Autre part, des conversations sont entamées par des voyageurs montés ensemble. Le rythme de la conversation, le ton de la voix, les éclats de rire ne sont pas « contrôlés ». Dans les limites imposées par le système, chaque individu est libre de ses actes et pensées. Dans la mesure où « je » suis dans « mon » espace « privé », « je » suis alors libre de « mes » gestes. Il en est de même dans les cafés, les restaurants, les cafétérias d’étudiants…

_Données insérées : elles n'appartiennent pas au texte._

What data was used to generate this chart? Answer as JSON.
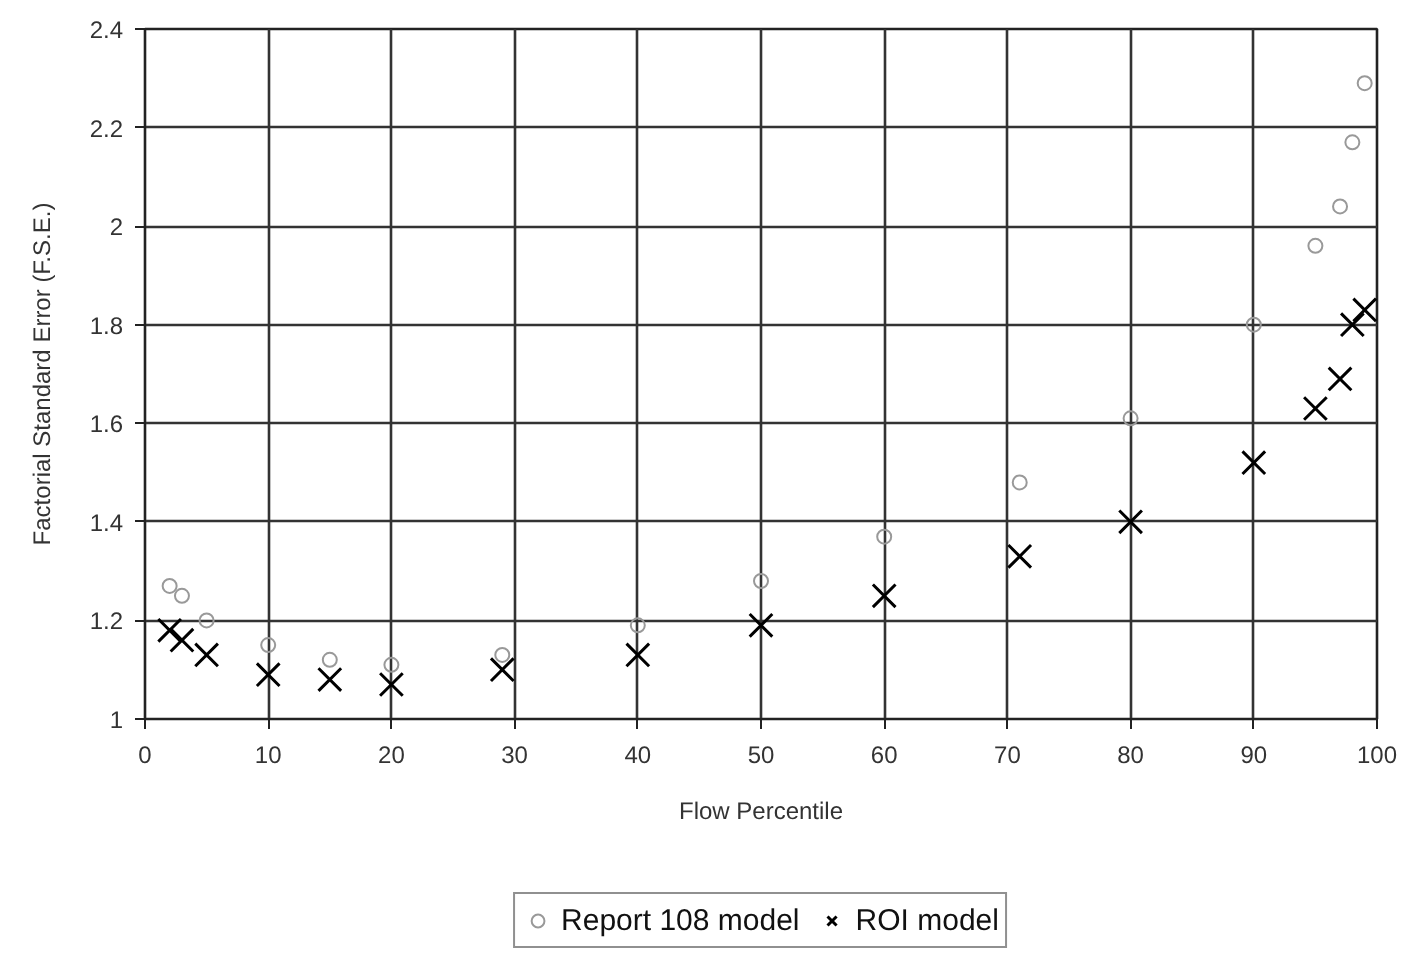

Il n’est donc pas étonnant de voir que chacun se libère dans son espace, en ouvrant son sac pour chercher un miroir en ne le refermant pas, car le voisin fera tout pour ne pas jeter un regard dans « tes » affaires. Quelque fois on se maquille, les effets de base de la toilette sont emportés et utilisés depuis son siège, certaines même en profiteront pour se faire une petite manicure. La liberté dont chacun jouit de son espace dans les transports en commun, est fonction des bonnes manières sociales mais surtout de "règlements intérieurs" des espaces sociaux. En effet, dans un contexte français, on évalue les règles (lois, codes de conduite) qui s’appliquent au contexte, jusqu’où je peux conduire mes actes pour donner un poids et un intervalle à ma liberté d’expression.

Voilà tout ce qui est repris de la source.